Figure 2 (right). Couple families with stepparent-child relationships outside the household


This snapshot highlights the complicated stepparent- child arrangements that exist today as a result of the changing pathways to stepfamily formation. While the discussion has focused on couple families only, it is important to note that non-resident stepchildren of one partner may be living in a family headed by an unpartnered parent (typically called "sole-parent" "single-parent" or "lone-parent" families).

In summary, with the changing pathways to stepfamilies, the proportion of families involving children who live with one biological parent and his or her new partner is no longer a reasonably accurate indicator of the prevalence of stepparent-child relationships.

Stepparent-child relationships are more likely than in the past to cross households. While much is yet to be learned about the challenges facing these two types of step relationships ("co-resident" and "non-resident") and the roles and responsibilities that members of the family define for themselves and the other members, it is noteworthy that couples in which one partner is a stepparent to one or more children in the household are more likely to separate than couples in "intact families" (see review by Coleman, Ganong and Fine 2000).

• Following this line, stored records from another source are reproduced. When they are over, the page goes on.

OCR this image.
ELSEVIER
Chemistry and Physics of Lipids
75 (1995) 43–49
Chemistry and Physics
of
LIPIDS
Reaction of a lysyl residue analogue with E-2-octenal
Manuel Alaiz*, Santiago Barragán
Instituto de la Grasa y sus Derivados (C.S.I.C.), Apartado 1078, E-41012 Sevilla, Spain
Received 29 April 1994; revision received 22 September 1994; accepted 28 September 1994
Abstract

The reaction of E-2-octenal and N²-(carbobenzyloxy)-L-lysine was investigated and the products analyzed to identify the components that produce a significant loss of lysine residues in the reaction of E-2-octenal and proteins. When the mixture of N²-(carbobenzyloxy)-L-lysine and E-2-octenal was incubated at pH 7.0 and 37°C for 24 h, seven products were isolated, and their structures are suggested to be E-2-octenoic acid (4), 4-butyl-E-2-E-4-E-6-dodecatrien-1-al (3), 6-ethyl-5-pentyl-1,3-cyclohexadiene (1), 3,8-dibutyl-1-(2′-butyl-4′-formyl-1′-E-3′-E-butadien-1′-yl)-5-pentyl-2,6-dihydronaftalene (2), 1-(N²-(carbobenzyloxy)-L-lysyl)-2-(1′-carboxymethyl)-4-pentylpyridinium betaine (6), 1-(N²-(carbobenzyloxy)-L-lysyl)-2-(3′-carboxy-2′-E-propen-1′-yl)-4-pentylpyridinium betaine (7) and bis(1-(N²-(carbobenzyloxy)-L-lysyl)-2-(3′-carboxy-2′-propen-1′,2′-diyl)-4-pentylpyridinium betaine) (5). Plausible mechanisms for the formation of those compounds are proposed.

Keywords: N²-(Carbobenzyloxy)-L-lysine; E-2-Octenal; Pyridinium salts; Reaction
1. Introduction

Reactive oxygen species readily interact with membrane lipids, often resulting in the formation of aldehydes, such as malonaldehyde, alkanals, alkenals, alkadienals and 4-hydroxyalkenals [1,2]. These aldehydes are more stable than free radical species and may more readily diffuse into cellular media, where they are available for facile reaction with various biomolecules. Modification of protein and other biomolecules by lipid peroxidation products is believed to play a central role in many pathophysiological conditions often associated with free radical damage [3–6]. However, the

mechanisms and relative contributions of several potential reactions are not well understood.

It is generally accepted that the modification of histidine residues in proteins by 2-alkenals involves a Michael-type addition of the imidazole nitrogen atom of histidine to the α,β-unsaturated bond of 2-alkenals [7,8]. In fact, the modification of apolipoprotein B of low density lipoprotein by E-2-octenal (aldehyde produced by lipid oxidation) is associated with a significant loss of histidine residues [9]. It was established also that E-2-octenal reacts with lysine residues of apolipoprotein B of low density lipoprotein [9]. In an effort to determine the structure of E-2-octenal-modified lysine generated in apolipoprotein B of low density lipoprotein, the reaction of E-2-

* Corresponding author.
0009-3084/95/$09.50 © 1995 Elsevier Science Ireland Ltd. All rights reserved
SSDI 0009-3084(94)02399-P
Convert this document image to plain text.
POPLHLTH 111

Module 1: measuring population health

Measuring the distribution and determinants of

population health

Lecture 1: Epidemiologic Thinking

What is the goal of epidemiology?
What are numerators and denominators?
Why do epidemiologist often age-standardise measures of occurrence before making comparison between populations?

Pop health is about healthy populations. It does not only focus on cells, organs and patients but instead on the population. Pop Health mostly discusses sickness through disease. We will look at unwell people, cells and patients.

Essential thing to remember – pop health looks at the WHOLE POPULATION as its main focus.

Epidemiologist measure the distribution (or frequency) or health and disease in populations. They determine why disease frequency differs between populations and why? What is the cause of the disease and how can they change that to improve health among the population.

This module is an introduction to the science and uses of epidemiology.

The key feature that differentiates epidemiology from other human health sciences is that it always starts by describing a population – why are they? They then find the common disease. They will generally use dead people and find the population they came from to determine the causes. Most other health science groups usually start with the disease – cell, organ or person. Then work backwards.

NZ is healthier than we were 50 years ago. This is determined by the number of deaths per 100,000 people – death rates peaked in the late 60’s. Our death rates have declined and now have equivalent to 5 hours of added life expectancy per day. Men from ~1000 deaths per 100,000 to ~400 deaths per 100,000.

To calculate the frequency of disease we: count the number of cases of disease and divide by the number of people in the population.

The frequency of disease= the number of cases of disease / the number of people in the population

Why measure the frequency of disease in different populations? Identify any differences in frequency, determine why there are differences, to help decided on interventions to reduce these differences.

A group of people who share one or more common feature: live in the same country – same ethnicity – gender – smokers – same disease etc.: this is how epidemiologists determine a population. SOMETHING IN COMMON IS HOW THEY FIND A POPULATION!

Given that HILDA is a longitudinal study, it will be possible to examine the quality and stability of relationships involving different types of stepparenting.


ABS (2004), Family Characteristics Australia, Catalogue No. 4442.0, Australian Bureau of Statistics, Canberra.

Coleman, M., Ganong, L. & Fine, M. (2000), "Reinvestigating remarriage: Another decade of progress", Journal of Marriage and the Family, vol. 62, pp. 1288-1307.

McDonald, P. (1995), Families in Australia: A socio-demographic perspective, Australian Institute of Family Studies, Melbourne.

Watson, N. (ed.) (2005), HILDA User Manual - Release 3.0, Melbourne Institute of Applied Economic and Social Research, University of Melbourne.

Young, C. (1987), Young people leaving home in Australia, Monograph No. 9, Australian Institute of Family Studies, Melbourne.

Lixia Qu is Demographic Trends Analyst, and Ruth Weston is Acting Deputy Director Research, at the Australian Institute of Family Studies.